Detection of a trimeric human immunodeficiency virus type 1 Gag intermediate is dependent on sequences in the matrix protein, p17

Abstract

Previous studies have shown that single amino acid changes in the amino-terminal matrix (MA) domain, p17, of the human immunodeficiency virus type 1 Gag precursor Pr55, can abrogate virion particle assembly. In the three-dimensional structure of MA such mutations lie in a single helix spanning residues 54 to 68, suggesting a key role for this helix in the assembly process. The fundamental nature of this involvement, however, remains poorly understood. In the present study, the essential features of the MA helix required for virus assembly have been investigated through the analysis of a further 15 site-directed mutants. With previous mutants that failed to assemble, residues mapped as critical for assembly were all located on the hydrophobic face of the helix and had a key role in stabilizing the trimeric interface. This implies a role for the MA trimer in virus assembly. We support this interpretation by showing that purified MA is trimeric in solution and that mutations that prevent virus assembly also prevent trimerization. Trimerization in solution was also a property of a larger MA-capsid (CA) Gag molecule, while under the same conditions CA only was a monomer. These data suggest that Gag trimerization driven by the MA domain is an intermediate stage in normal virion assembly and that it relies, in turn, on an MA conformation dependent on the hydrophobic core of the molecule.

FIG. 1

Thin sections of Sf9 cells expressing wild-type Pr55 (top panel) or Pr55 bearing the Tyr79Ala change in the MA domain (bottom panel).

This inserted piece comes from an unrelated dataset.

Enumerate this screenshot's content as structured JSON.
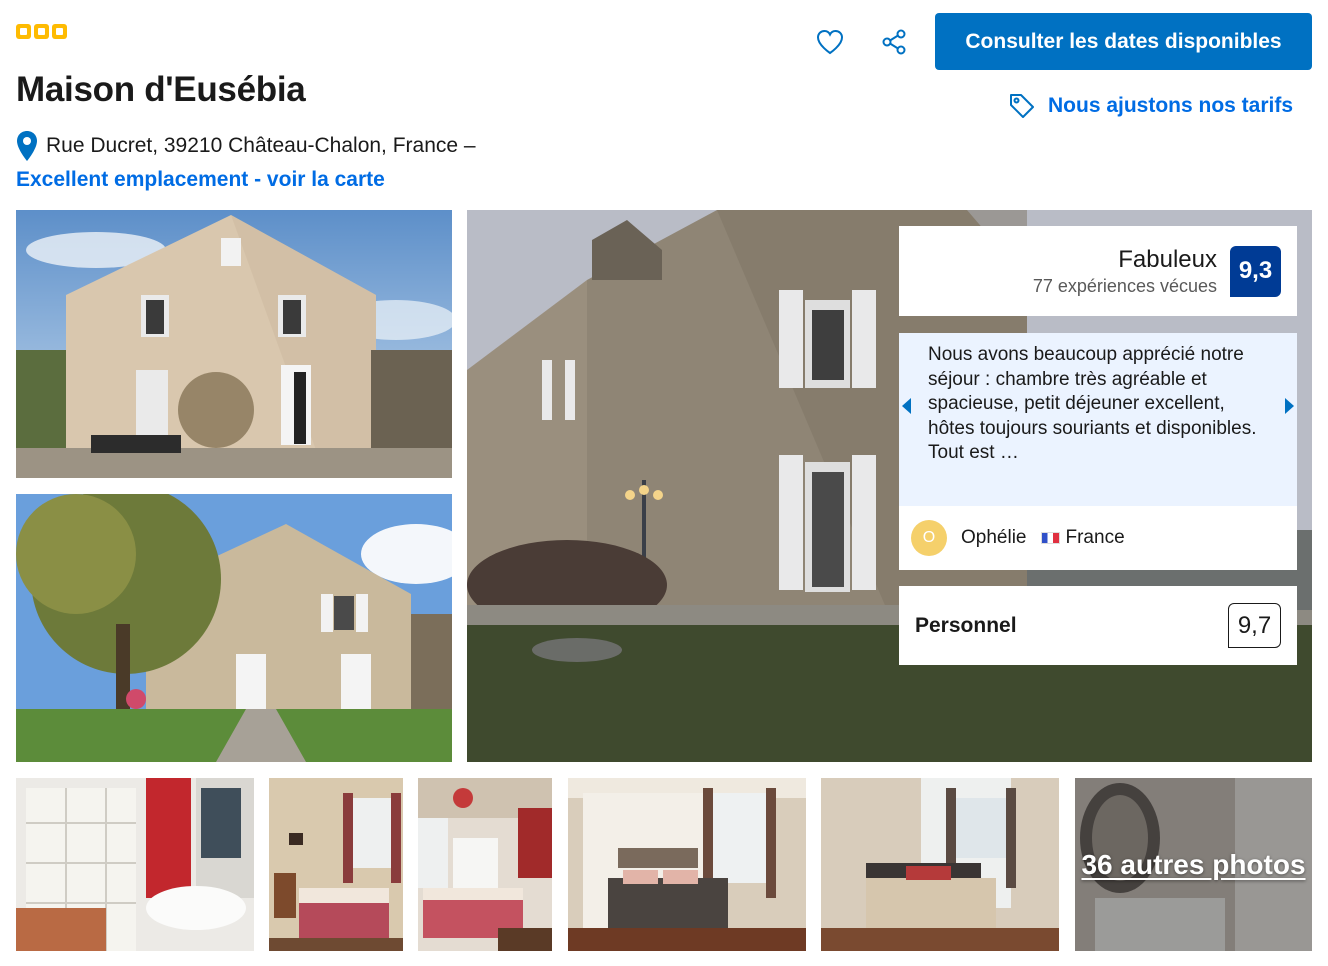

Compared to the wild type, Tyr79Ala produced deformed, only partly budded particles and an accumulation of Gag antigen at the membrane typical of other virus assembly mutants previously described (reference and references therein).

FIG. 2

Sedimentation profiles of purified Gag antigens on glycerol gradients. Purified soluble Gag antigens were sedimented through 15 to 30% glycerol gradients made in 20 mM Tris (pH 7.4)–100 mM NaCl–1 mM dithiothreitol–0.5 mM EDTA at 48,000 rpm in an SW50 rotor and 4°C for 40 h (for analysis of MA and CA) or for 27 h (for analysis of MA-CA). Molecular mass markers in the gradients were provided by high (analysis of MA-CA)- or low (analysis of MA and CA)-molecular-mass calibration kits (Pharmacia), are shown in the upper section of each panel in all cases, and are marked SM (sedimentation markers). The high-molecular-mass range consisted of the following: catalase, 4 × 58 kDa = 232 kDa; lactate dehydrogenase, 4 × 36 kDa = 140 kDa; and serum albumin, 67 kDa. The low-molecular-mass range consisted of the following: phosphorylase b, 94 kDa; serum albumin, 67 kDa; ovalbumin, 43 kDa; carbonic anhydrase, 30 kDa; trypsin inhibitor, 20.1 kDa; and a-lactalbumin, 14.4 kDa. Gel markers (M) are prestained molecular mass markers (Bio-Rad). Gradients were fractionated from the bottom, and Gag antigen was detected by sodium dodecyl sulfate-polyacrylamide gel electrophoresis and Western blotting. The middle and bottom sections of each panel show an analysis of antigen prepared under low- and high-salt conditions, respectively. (A) MA protein; (B) MA-CA protein; (C) CA protein.

FIG. 3

Sedimentation analysis of assembly-defective and -competent Gag mutant MAs. The MA domain of several Gag mutants was rescued by PCR for expression as a purified MA domain by using pGEX expression as described previously (28). The antigen was prepared under conditions of low salt throughout and analyzed by glycerol velocity gradients under the same conditions described in the legend to Fig. 2. The panels show the analysis of MA antigen prepared from (top to bottom) Arg58Ala, Gln59Ala, Gln63Ala, Pro66Ala, Gln59Ala/Pro66Ala, Cys57Ser, Leu64Ala, and Leu61Ala/Leu68Ala mutants. Prestained markers (Bio-Rad) are visible in the leftmost lane of each gel. A trace of trimer (less than 5% by gel scan) was present in panels containing Cys57Ser and Leu64Ala, but none was visible in Leu61Ala/Leu68Ala mutants.